Майор только заговорил было про плату за везение, а тут завизжал, мол, кого Удальцов привел!
«Сдается мне, вы и сами прекрасно понимаете, что этот майор так называемый был из тех, кого не следует поминать к ночи. И разговор насчет платы, если вспомнить классику, должен был закончиться известно каким предложением. Давным-давно известно, что хотят эти... Гоголя перечитайте. И я так думаю, Удальцова он со злости снял с везения, как часового снимают с поста». Убило заговоренного через неделю.

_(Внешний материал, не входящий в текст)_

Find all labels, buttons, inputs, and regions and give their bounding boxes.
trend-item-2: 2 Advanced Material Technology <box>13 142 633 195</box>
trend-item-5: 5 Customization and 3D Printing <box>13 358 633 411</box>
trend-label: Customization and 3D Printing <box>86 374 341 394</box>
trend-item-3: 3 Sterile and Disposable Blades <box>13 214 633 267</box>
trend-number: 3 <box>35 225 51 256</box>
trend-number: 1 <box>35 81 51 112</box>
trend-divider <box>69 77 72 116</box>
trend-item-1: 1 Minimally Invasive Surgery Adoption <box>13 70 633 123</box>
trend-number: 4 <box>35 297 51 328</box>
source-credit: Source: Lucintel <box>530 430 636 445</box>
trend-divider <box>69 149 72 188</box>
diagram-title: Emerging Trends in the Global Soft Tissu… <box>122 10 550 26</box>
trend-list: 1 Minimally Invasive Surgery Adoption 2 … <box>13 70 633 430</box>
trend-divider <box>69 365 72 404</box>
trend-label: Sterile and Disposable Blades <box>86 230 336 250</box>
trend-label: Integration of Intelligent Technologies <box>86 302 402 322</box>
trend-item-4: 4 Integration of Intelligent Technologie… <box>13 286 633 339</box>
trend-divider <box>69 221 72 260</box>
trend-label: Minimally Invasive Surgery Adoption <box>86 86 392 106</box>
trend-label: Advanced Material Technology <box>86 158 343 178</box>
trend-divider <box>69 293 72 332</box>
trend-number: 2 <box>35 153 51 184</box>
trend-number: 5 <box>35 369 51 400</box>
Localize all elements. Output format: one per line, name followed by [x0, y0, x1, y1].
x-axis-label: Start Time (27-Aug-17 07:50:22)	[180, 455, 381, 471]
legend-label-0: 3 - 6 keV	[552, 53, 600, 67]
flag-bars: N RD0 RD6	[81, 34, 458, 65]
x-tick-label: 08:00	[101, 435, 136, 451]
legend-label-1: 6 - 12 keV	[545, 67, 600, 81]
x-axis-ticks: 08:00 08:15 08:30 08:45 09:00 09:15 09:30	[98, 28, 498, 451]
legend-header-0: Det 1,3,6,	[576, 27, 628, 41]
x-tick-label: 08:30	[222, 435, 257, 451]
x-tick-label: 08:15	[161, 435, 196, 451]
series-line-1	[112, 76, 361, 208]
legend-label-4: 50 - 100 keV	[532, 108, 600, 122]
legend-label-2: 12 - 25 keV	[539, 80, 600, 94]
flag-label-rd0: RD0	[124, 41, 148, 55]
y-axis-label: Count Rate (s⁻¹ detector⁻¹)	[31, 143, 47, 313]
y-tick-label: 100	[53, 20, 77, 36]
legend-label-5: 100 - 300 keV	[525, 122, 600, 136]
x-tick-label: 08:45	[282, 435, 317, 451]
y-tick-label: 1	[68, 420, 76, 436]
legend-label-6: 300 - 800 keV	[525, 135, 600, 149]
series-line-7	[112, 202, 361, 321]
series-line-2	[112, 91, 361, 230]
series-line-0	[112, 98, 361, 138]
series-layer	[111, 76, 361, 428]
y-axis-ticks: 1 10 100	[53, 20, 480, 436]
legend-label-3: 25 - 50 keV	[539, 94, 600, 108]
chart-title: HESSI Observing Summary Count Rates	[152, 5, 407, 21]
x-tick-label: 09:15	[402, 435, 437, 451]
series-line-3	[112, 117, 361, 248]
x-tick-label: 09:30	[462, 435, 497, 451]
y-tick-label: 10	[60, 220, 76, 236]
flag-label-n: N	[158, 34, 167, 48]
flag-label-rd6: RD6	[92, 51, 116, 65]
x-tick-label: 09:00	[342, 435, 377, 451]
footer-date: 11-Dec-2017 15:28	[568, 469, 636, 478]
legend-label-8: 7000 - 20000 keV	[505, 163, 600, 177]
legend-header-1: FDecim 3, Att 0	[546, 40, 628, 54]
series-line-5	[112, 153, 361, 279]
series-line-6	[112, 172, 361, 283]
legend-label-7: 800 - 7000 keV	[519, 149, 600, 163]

«Смерть своя и чужая». Солдат Федулов тоже был заговоренный. «Перед атакой, перед разведкой боем или другим боевым предприятием Федулов к кому-нибудь непременно подсядет. Поговорит задушевно, махорочкой угостит, приобнимет. И человек этот потом непременно погибает. Не всегда в бою: случится бомбежка, например, или артобстрел, или попадет на мины именно этот, Федуловым выбранный...».
Умел Федулов делать переклад, скидывал на других свою смерть. Решил командир убрать его в другую часть, да не успел: нашли Федулова после боя с полудюжиной пуль в спине. Подозревали, кто-то из своих постарался.